Wednesday, October 14, 2020

The Dangers of Ransomware Attacks

Sai Huda is a globally recognized risk and cybersecurity expert and author of the best-selling book, “Next Level Cybersecurity: Detect the Signals, Stop the Hack.” Recently, Sai Huda was featured in a Cyber Insiders podcast by the Cyber Center of Excellence (CCOE), where he spoke about the dangers posed by ransomware.

Sai highlighted that every single type of organization located anywhere in the world is susceptible to ransomware, and now extortionware.

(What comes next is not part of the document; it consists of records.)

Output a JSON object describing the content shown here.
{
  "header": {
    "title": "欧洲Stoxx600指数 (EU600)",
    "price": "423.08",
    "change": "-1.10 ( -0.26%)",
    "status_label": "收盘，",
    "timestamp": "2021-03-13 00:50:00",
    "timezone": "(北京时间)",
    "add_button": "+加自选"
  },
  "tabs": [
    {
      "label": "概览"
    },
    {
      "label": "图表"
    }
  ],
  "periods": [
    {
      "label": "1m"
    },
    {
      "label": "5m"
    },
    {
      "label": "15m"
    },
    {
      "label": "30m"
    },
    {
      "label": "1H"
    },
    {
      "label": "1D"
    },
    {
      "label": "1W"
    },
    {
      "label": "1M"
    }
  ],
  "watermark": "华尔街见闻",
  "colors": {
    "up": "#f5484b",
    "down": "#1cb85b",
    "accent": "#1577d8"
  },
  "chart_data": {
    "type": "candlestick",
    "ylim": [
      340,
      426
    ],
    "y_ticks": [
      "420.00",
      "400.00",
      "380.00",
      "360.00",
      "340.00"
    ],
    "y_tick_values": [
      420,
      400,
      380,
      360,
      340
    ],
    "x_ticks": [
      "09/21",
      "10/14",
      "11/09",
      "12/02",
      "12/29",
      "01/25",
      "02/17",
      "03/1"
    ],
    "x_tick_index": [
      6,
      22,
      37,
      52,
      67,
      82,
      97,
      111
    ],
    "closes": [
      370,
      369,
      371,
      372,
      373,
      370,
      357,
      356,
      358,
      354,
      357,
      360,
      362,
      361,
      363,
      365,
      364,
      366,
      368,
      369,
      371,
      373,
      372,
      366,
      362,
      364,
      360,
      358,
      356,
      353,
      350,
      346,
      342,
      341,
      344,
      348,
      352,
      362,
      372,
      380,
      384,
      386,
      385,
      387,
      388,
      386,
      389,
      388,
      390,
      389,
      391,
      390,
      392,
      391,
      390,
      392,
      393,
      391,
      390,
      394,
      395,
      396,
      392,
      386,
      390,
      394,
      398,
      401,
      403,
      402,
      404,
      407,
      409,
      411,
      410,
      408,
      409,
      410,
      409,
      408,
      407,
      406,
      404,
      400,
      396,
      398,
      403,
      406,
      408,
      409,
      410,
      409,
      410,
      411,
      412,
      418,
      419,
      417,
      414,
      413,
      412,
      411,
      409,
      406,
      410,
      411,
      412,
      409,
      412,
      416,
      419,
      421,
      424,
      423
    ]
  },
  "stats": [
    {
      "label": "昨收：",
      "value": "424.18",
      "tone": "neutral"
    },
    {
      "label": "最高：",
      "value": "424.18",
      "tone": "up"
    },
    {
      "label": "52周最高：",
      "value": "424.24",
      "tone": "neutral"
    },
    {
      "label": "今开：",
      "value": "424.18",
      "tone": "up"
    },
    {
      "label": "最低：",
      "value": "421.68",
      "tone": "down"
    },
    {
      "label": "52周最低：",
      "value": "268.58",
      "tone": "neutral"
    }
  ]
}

Ransomware is a type of malware that encrypts critical files and systems, so that operations slow down or are completely shut down, until a ransom is paid to the cyber attackers. The attackers will leave instructions on how to pay the ransom to get a decryption key that will restore access. The ransom payment is demanded to be made in bitcoin, making them hard to track. Now, it has evolved to extortionware, since the attackers have enhanced the malware to first copy the data, exfiltrate it, then encrypt, so that if the victim refuses to pay the ransom, the attacker can then threaten to sell or disclose publicly the stolen data and compel the victim to pay the ransom.

The ransomware has also evolved to scan for key words and search for backup files to encrypt, and there are many variants of the malware being produced by attackers. The attackers are frequently criminal gangs financed by nation-states.

Ransomware can enter through various vectors including phishing emails. An attacker sends emails with infected attachments to employees masquerading as from someone familiar or with authority, such as CEO or manager. If an employee opens the attachment, the ransomware infiltrates the system, leveraging administrative tools to take over and encrypt files.

The adverse impact to an organization can be devastating. Some organizations have shut down permanently from ransomware, unable to recover since operations were shut down for weeks and months. Recently, even a hospital patient died from a ransomware attack because the hospital was unable to provide the patient in critical condition with healthcare and re-routed to another hospital and by the time the patient received service, it was too late.

Huda advises organizations to improve the quality of security awareness training provided to employees so they can better identify phishing emails and to implement more sophisticated scanning of emails, and a more intelligent anomalous activity detection system to detect ransomware signals. In his book, Next Level Cybersecurity, Huda reveals the ransomware signals. Also, to have backups offsite, so the ransomware cannot encrypt the backup files and recovery can be quick. Finally, Huda advises ongoing scanning for vulnerabilities and prompt patching and configurations to avoid providing the attackers an easy opening.